A photo of the Henry III gold penny discovered on farmland in Devon, England.
Photo courtesy of Facebook/Michael Leigh-Mallory.

A gold penny featuring the portrait of King Henry III has sold at auction for a sensational fee of £648,000 (USD $873,073).

The coin, discovered in the Devon countryside last September, was sold through auctioneers Spink & Sons for at the weekend for £540,000 plus VAT – bringing the sale upto the new world record.

The coin, from around 1257 AD, depicts the English king of the time and is one of only eight coins from that period discovered to date – with the others in safe keeping as part of private collections bar two held at the British Museum in London and Cambridge's Fitzwilliam Museum respectively.

Ecologist Michael Leigh-Mallory made the discovery on Sunday September 26 last year whilst working on farmland in Hemyock, Devon. By chance, Leigh-Mallory had his metal detector with him – his first outing in 10 years since giving up on the hobby – and the serendipitous find was his first ever gold discovery.

Michael Leigh-Mallory pictured holding one of only eight Henry III gold pennies discovered.
Photo courtesy of Facebook/Michael Leigh-Mallory.

Quickly he took to Facebook to show off his find, which according to The Times newspaper was where, in a metal detectorist social group, that numismatics specialist Gregory Edmund spotted Mr Leigh-Mallory's find. As an auctioneer with Spink & Son, Edmund quickly got in touch and explained just how significant the find was.

In a statement to the press, Mr Leigh-Mallory said: “Metal detecting helps me to do this. It has also ultimately saved this magnificent coin from the plough blade. How it has survived three-quarters of a millennium relatively unscathed is truly miraculous.”

The pictures of the coin show King Henry III (1216 – 1272) sat on a throne and holding an orb and scepter. The coin was likely minted by William of Gloucester, with the gold coming from Africa according to the Spink & Son's catalogue and testimony from David Carpenter – Professor of Medieval History at King's College London.

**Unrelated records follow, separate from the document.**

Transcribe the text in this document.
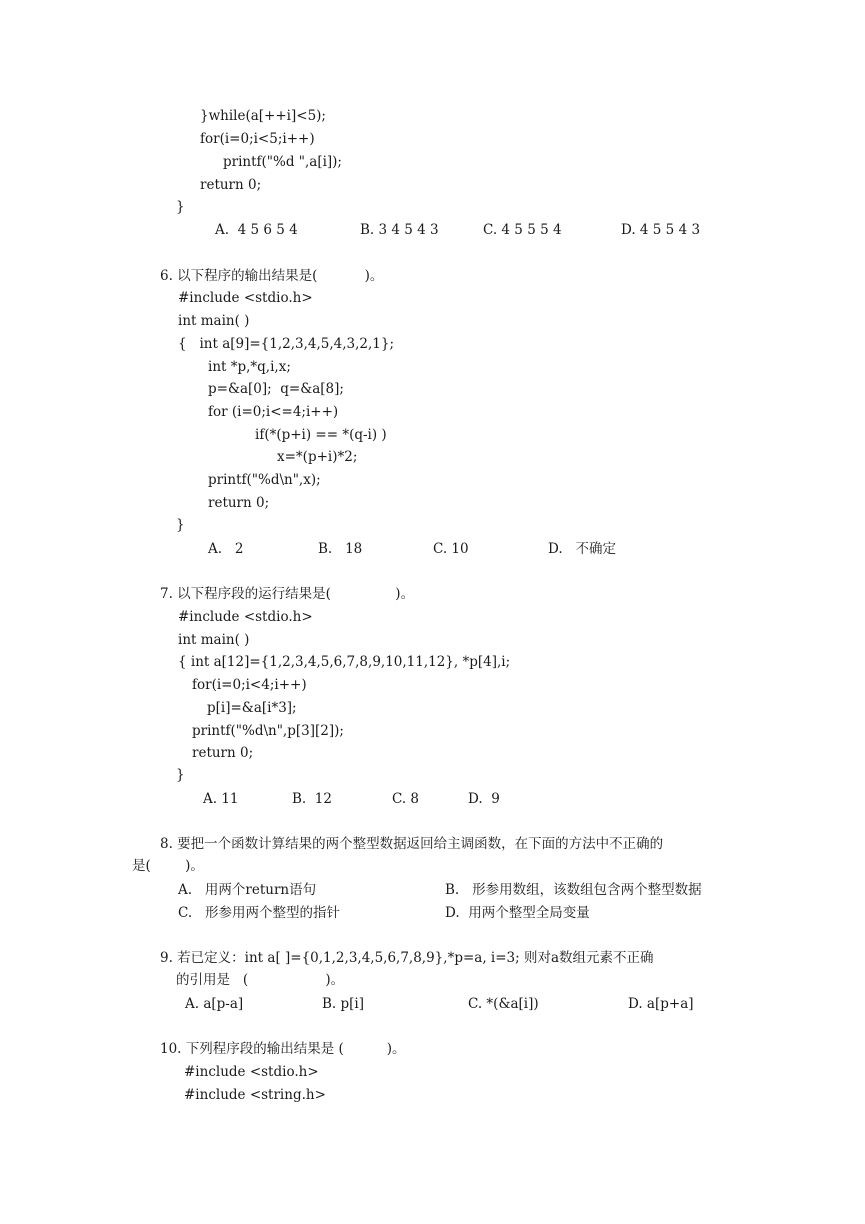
}while(a[++i]<5);
for(i=0;i<5;i++)
printf("%d ",a[i]);
return 0;
}
A.  4 5 6 5 4	B. 3 4 5 4 3	C. 4 5 5 5 4	D. 4 5 5 4 3
6. 以下程序的输出结果是(           )。
#include <stdio.h>
int main( )
{   int a[9]={1,2,3,4,5,4,3,2,1};
int *p,*q,i,x;
p=&a[0];  q=&a[8];
for (i=0;i<=4;i++)
if(*(p+i) == *(q-i) )
x=*(p+i)*2;
printf("%d\n",x);
return 0;
}
A.   2	B.   18	C. 10	D.   不确定
7. 以下程序段的运行结果是(               )。
#include <stdio.h>
int main( )
{ int a[12]={1,2,3,4,5,6,7,8,9,10,11,12}, *p[4],i;
for(i=0;i<4;i++)
p[i]=&a[i*3];
printf("%d\n",p[3][2]);
return 0;
}
A. 11	B.  12	C. 8	D.  9
8. 要把一个函数计算结果的两个整型数据返回给主调函数，在下面的方法中不正确的
是(        )。
A.   用两个return语句	B.   形参用数组，该数组包含两个整型数据
C.   形参用两个整型的指针	D.  用两个整型全局变量
9. 若已定义：int a[ ]={0,1,2,3,4,5,6,7,8,9},*p=a, i=3; 则对a数组元素不正确
的引用是   (                  )。
A. a[p-a]	B. p[i]	C. *(&a[i])	D. a[p+a]
10. 下列程序段的输出结果是 (          )。
#include <stdio.h>
#include <string.h>
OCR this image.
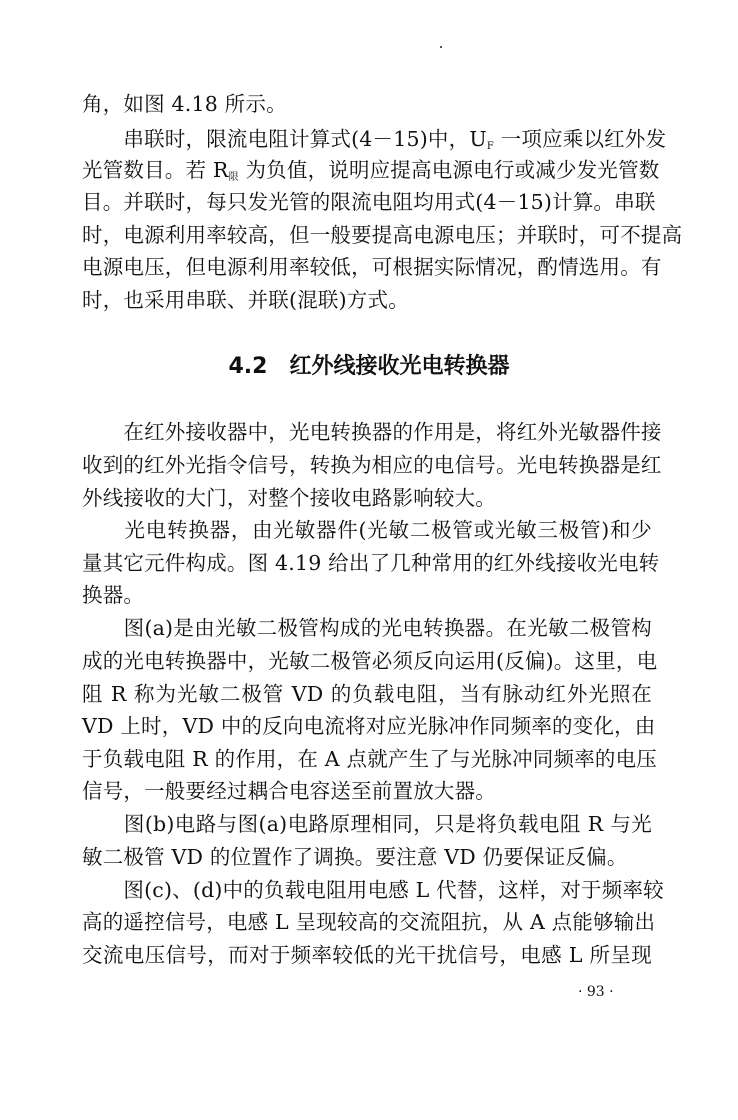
角，如图 4.18 所示。
　　串联时，限流电阻计算式(4－15)中，$U_F$ 一项应乘以红外发
光管数目。若 $R_限$ 为负值，说明应提高电源电行或减少发光管数
目。并联时，每只发光管的限流电阻均用式(4－15)计算。串联
时，电源利用率较高，但一般要提高电源电压；并联时，可不提高
电源电压，但电源利用率较低，可根据实际情况，酌情选用。有
时，也采用串联、并联(混联)方式。
4.2 红外线接收光电转换器
　　在红外接收器中，光电转换器的作用是，将红外光敏器件接
收到的红外光指令信号，转换为相应的电信号。光电转换器是红
外线接收的大门，对整个接收电路影响较大。
　　光电转换器，由光敏器件(光敏二极管或光敏三极管)和少
量其它元件构成。图 4.19 给出了几种常用的红外线接收光电转
换器。
　　图(a)是由光敏二极管构成的光电转换器。在光敏二极管构
成的光电转换器中，光敏二极管必须反向运用(反偏)。这里，电
阻 R 称为光敏二极管 VD 的负载电阻，当有脉动红外光照在
VD 上时，VD 中的反向电流将对应光脉冲作同频率的变化，由
于负载电阻 R 的作用，在 A 点就产生了与光脉冲同频率的电压
信号，一般要经过耦合电容送至前置放大器。
　　图(b)电路与图(a)电路原理相同，只是将负载电阻 R 与光
敏二极管 VD 的位置作了调换。要注意 VD 仍要保证反偏。
　　图(c)、(d)中的负载电阻用电感 L 代替，这样，对于频率较
高的遥控信号，电感 L 呈现较高的交流阻抗，从 A 点能够输出
交流电压信号，而对于频率较低的光干扰信号，电感 L 所呈现
· 93 ·
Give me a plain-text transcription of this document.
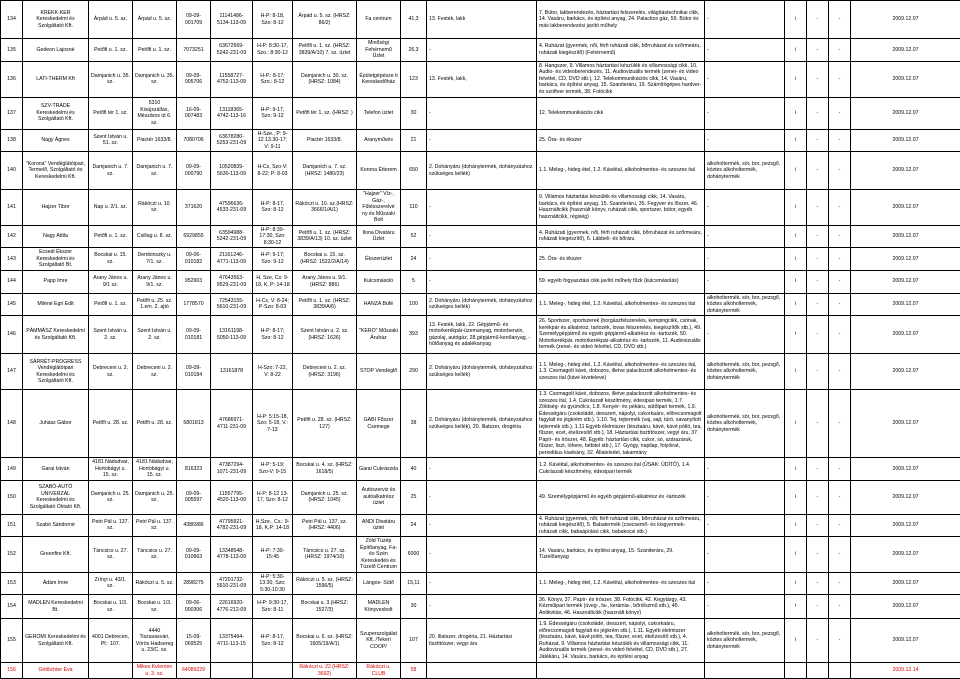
134	KREKK-KER Kereskedelmi és Szolgáltató Kft.	Árpád u. 5. sz.	Árpád u. 5. sz.	09-09-001709	11141486-5134-113-09	H-P: 8-18, Szo: 8-12	Árpád u. 5. sz. (HRSZ: 86/2)	Fa centrum	41,3	13. Festék, lakk	7. Bútor, lakberendezés, háztartási felszerelés, világítástechnikai cikk, 14. Vasáru, barkács, és építési anyag, 24. Palackos gáz, 59. Bútor és más lakberendezési javító műhely	-	i	-	-	2009.12.07
135	Gedeon Lajosné	Petőfi u. 1. sz.	Petőfi u. 1. sz.	7073251	63672569-5242-231-09	H-P: 8:30-17, Szo.: 8:30-12	Petőfi u. 1. sz. (HRSZ: 3839/A/10) 7. sz. üzlet	Minőségi Fehérnemű Üzlet	26,3	-	4. Ruházat (gyermek, női, férfi ruházati cikk, bőrruházat és szőrmeáru, ruházati kiegészítő) (Fehérnemű)	-	i	-	-	2009.12.07
136	LATI-THERM Kft	Damjanich u. 35. sz.	Damjanich u. 35. sz.	09-09-005706	11558727-4752-113-09	H-P.: 8-17; Szo.: 8-12	Damjanich u. 30. sz. (HRSZ: 1084)	Épületgépésze ti Kereskedőház	123	13. Festék, lakk,	8. Hangszer, 9. Villamos háztartási készülék és villamossági cikk, 10. Audio- és videoberendezés, 11. Audiovizuális termék (zenei- és video felvétel, CD, DVD stb.), 12. Telekommunikációs cikk, 14. Vasáru, barkács, és építési anyag, 15. Szaniteráru, 19. Számítógépes hardver- és szoftver termék, 38. Fotócikk	-	i	-	-	2009.12.07
137	SZV-TRADE Kereskedelmi és Szolgáltató Kft.	Petőfi tér 1. sz.	5310 Kisújszállás, Mészáros út 6. sz.	16-09-007483	13118365-4742-113-16	H-P: 9-17, Szo: 9-12	Petőfi tér 1. sz. (HRSZ: )	Telefon üzlet	30	-	12. Telekommunikációs cikk	-	i	-	-	2009.12.07
138	Nagy Ágnes	Szent István u. 51. sz.	Piactér 1633/8.	7080706	63678280-5253-231-09	H-Sze., P: 9-12 13.30-17; V: 9-11	Piactér 1633/8.	Aranyművés	21	-	25. Óra- és ékszer	-	i	-	-	2009.12.07
140	"Korona" Vendéglátóipari, Termelő, Szolgáltató és Kereskedelmi Kft.	Damjanich u. 7. sz.	Damjanich u. 7. sz.	09-09-000790	10520839-5630-113-09	H-Cs, Szo-V: 8-22; P: 8-03	Damjanich u. 7. sz. (HRSZ: 1480/23)	Korona Étterem	650	2. Dohányáru (dohánytermék, dohányzáshoz szükséges kellék)	1.1. Meleg-, hideg étel, 1.2. Kávéital, alkoholmentes- és szeszes ital	alkoholtermék, sör, bor, pezsgő, köztes alkoholtermék, dohánytermék	i	-	-	2009.12.07
141	Hajzer Tibor	Nap u. 2/1. sz.	Rákóczi u. 10. sz.	371620	47596636-4533-231-09	H-P: 8-17, Szo: 8-12	Rákóczi u. 10. sz.(HRSZ: 3666/1/A/1)	"Hajzer" Víz-, Gáz-, Fűtésszerelvé ny és Műszaki Bolt	110	-	9. Villamos háztartási készülék és villamossági cikk, 14. Vasáru, barkács, és építési anyag, 15. Szaniteráru, 35. Fegyver és lőszer, 46. Használtcikk (használt könyv, ruházati cikk, sportszer, bútor, egyéb használtcikk, régiség)	-	i	-	-	2009.12.07
142	Nagy Attila	Petőfi u. 1. sz.	Csillag u. 8. sz.	6929855	63594988-5242-231-09	H-P: 8:30-17:30, Szo: 8:30-12	Petőfi u. 1. sz. (HRSZ: 3839/A/13) 10. sz. üzlet	Ilona Divatáru Üzlet	52	-	4. Ruházati (gyermek, női, férfi ruházati cikk, bőrruházat és szőrmeáru, ruházati kiegészítő), 6. Lábbeli- és bőráru	-	i	-	-	2009.12.07
143	Ecsedi Ékszer Kereskedelmi és Szolgáltató Bt.	Bocskai u. 15. sz.	Dembinszky u. 7/1. sz.	09-06-010182	21161246-4771-113-09	H-P: 9-17; Szo: 9-12	Bocskai u. 15. sz. (HRSZ: 1522/2/A/14)	Ékszerüzlet	24	-	25. Óra- és ékszer	-	i	-	-	2009.12.07
144	Papp Imre	Arany János u. 9/1 sz.	Arany János u. 9/1. sz.	952903	47643563-9529-231-09	H, Sze, Cs: 9-18, K, P: 14-18	Arany János u. 9/1.(HRSZ: 886)	Kulcsmásoló	5	-	59. egyéb fogyasztási cikk javító műhely fűzk (kulcsmásolás)	-	i	-	-	2009.12.07
145	Miléné Egri Edit	Petőfi u. 1. sz.	Petőfi u. 25. sz. 1.em. 2. ajtó	1778570	72543155-5610-231-09	H-Cs, V: 8-24; P-Szo: 8-03	Petőfi u. 1. sz. (HRSZ: 3839/A/6)	HANZA Büfé	100	2. Dohányáru (dohánytermék, dohányzáshoz szükséges kellék)	1.1. Meleg-, hideg étel, 1.2. Kávéital, alkoholmentes- és szeszes ital	alkoholtermék, sör, bor, pezsgő, köztes alkoholtermék, dohánytermék	i	-	-	2009.12.07
146	PÁMMÁSZ Kereskedelmi és Szolgáltató Kft.	Szent István u. 2. sz.	Szent István u. 2. sz.	09-09-010181	13161198-5050-113-09	H-P: 8-17; Szo: 8-12	Szent István u. 2. sz. (HRSZ: 1626)	"KERO" Műszaki Áruház	393	13. Festék, lakk, 22. Gépjármű- és motorkerékpár-üzemanyag, motorbenzin, gázolaj, autógáz, 28.gépjármű-kenőanyag, -hűtőanyag és adalékanyag	26. Sportszer, sportszerek (horgászfelszerelés, kempingcikk, csónak, kerékpár és alkatrész, tartozék, lovas felszerelés, kiegészítők stb.), 49. Személygépjármű és egyéb gépjármű-alkatrész és -tartozék, 50. Motorkerékpár, motorkerékpár-alkatrész és -tartozék, 11. Audiovizuális termék (zenei- és videó felvétel, CD, DVD stb.)	-	i	-	-	2009.12.07
147	SÁRRÉT-PROGRESS Vendéglátóipari Kereskedelmi és Szolgáltató Kft.	Debreceni u. 2. sz.	Debreceni u. 2. sz.	09-09-010184	13161878	H-Szo: 7-22, V: 8-22	Debreceni u. 2. sz. (HRSZ: 3196)	STOP Vendéglő	290	2. Dohányáru (dohánytermék, dohányzáshoz szükséges kellék)	1.1. Meleg-, hideg étel, 1.2. Kávéital, alkoholmentes- és szeszes ital, 1.3. Csomagolt kávé, dobozos, illetve palackozott alkoholmentes- és szeszes ital (kávé kiveteleve)	alkoholtermék, sör, bor, pezsgő, köztes alkoholtermék, dohánytermék	i	-	-	2009.12.07
148	Juhász Gábor	Petőfi u. 28. sz.	Petőfi u. 28. sz.	5801813	47686971-4711-231-09	H-P: 5:15-18, Szo: 5-18, V.: 7-13	Petőfi u. 28. sz. (HRSZ: 127)	GABI Főszer Csemege	38	2. Dohányáru (dohánytermék, dohányzáshoz szükséges kellék), 20. Illatszer, drogéria	1.3. Csomagolt kávé, dobozos, illetve palackozott alkoholmentes- és szeszes ital, 1.4. Cukrászati készítmény, édesipari termék, 1.7. Zöldség- és gyümölcs, 1.8. Kenyér- és pékáru, sütőipari termék, 1.9. Édességáru (csokoládé, desszert, nápolyi, cukorkaáru, előrecsomagolt fagylalt és jégkrém stb.), 1.10. Tej, tejtermék (vaj, sajt, túró, savanyított tejtermék stb.), 1.11 Egyéb élelmiszer (tésztaáru, kávé, kávé pótló, tea, fűszer, ecet, ételízesítő stb.), 18. Háztartási tisztítószer, vegyi áru, 37. Papír- és írószer, 48. Egyéb: háztartási cikk, cukor, só, szárazáruk, fűszer, liszt, lóhere, bébitel stb.), 17. Gyógy, napilap, folyóirat, periodikus kiadvány, 32. Állateledel, takarmány	alkoholtermék, sör, bor, pezsgő, köztes alkoholtermék, dohánytermék	i	-	-	2009.12.07
149	Garai István	4181 Nádudvar, Hortobágyi u. 15. sz.	4181 Nádudvar, Hortobágyi u. 15. sz.	816323	47387294-1071-231-09	H-P: 5-19; Szo-V: 9-15	Bocskai u. 4. sz. (HRSZ: 1618/5)	Garai Cukrászda	40	-	1.2. Kávéital, alkoholmentes- és szeszes ital (ÜSAK: ÜDÍTŐ), 1.4. Cukrászati készítmény, édesipari termék	-	i	-	-	2009.12.07
150	SZABÓ-AUTÓ UNIVERZÁL Kereskedelmi és Szolgáltató Oktató Kft.	Damjanich u. 25. sz.	Damjanich u. 25. sz.	09-09-005597	11557795-4520-113-09	H-P: 8-12 13-17, Szo: 8-12	Damjanich u. 25. sz. (HRSZ: 1045)	Autószerviz és autóalkatrész üzlet	25	-	49. Személygépjármű és egyéb gépjármű-alkatrész és -tartozék	-	i	-	-	2009.12.07
151	Szabó Sándorné	Petri Pál u. 137. sz.	Petri Pál u. 137. sz.	4386986	47795921-4782-231-09	H,Sze., Cs.: 9-18, K,P: 14-18	Petri Pál u. 137. sz. (HRSZ: 4406)	ANDI Divatáru üzlet	24	-	4. Ruházat (gyermek, női, férfi ruházati cikk, bőrruházat és szőrmeáru, ruházati kiegészítő), 5. Babatermék (csecsemő- és kisgyermek-ruházati cikk, babaápolási cikk, babakocsi stb.)	-	i	-	-	2009.12.07
152	Greenfire Kft.	Táncsics u. 27. sz.	Táncsics u. 27. sz.	09-09-010963	13348548-4778-113-09	H-P: 7:30-15:45	Táncsics u. 27. sz. (HRSZ: 1974/10)	Zöld Tüzép Építőanyag, Fa- és Szén Kereskedés és Tüzelő Centrum	6000	-	14. Vasáru, barkács, és építési anyag, 15. Szaniteráru, 29. Tüzelőanyag	-	i	-	-	2009.12.07
153	Ádám Imre	Zrínyi u. 43/1. sz.	Rákóczi u. 5. sz.	2898275	47201732-5610-231-09	H-P: 5:30-13:30, Szo: 5:30-10:30	Rákóczi u. 5. sz. (HRSZ: 1596/5)	Lángos- Sütő	15,11	-	1.1. Meleg-, hideg étel, 1.2. Kávéital, alkoholmentes- és szeszes ital	-	i	-	-	2009.12.07
154	MADLEN Kereskedelmi Bt.	Bocskai u. 1/3. sz.	Bocskai u. 1/3. sz.	09-06-000306	22616920-4776-212-09	H-P: 9:30-17, Szo: 8-11	Bocskai u. 3.(HRSZ: 1527/3)	MADLEN Könyvesbolt	30	-	36. Könyv, 37. Papír- és írószer, 38. Fotócikk, 42. Kegytárgy, 43. Kézműipari termék (üveg-, fa-, kerámia-, bőrdíszmű stb.), 45. Antikvitás, 46. Használtcikk (használt könyv)	-	i	-	-	2009.12.07
155	GEROMI Kereskedelmi és Szolgáltató Kft.	4001 Debrecen, Pf.: 107.	4440 Tiszavasvári, Vörös Hadsereg u. 23/C. sz.	15-09-069525	13375494-4711-113-15	H-P: 8-17, Szo: 8-12	Bocskai u. 6. sz. (HRSZ: 1605/19/A/1)	Szuperszolgálat Kft. /Tekeri COOP/	107	20. Illatszer, drogéria, 21. Háztartási tisztítószer, vegyi áru	1.9. Édességáru (csokoládé, desszert, nápolyi, cukorkaáru, előrecsomagolt fagylalt és jégkrém stb.), 1.11. Egyéb élelmiszer (tésztaáru, kávé, kávé pótló, tea, fűszer, ecet, ételízesítő stb.), 4. Ruházat, 9. Villamos háztartási készülék és villamossági cikk, 11. Audiovizuális termék (zenei- és videó felvétel, CD, DVD stb.), 27. Játékáru, 14. Vasáru, barkács, és építési anyag	alkoholtermék, sör, bor, pezsgő, köztes alkoholtermék, dohánytermék	i	-	-	2009.12.07
156	Göttlichter Éva		Mikes Kelemen u. 3. sz.	64089229			Rákóczi u. 22.(HRSZ: 3692)	Rákóczi u. CLUB	58							2009.12.14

Under UK law the state will typically take possession of antiquities discovered by civilians, with a reimbursement in the form of a portion of the proceeds of sale to whichever British museum acquires the item, but the Treasure Act 1996 allows finders to keep and profit from individual finds if it is not found to be part of a larger trove – such as the Staffordshire Hoard of 2009.

Mr Leigh-Mallory says he will now save the funds to use for the future education of his two children.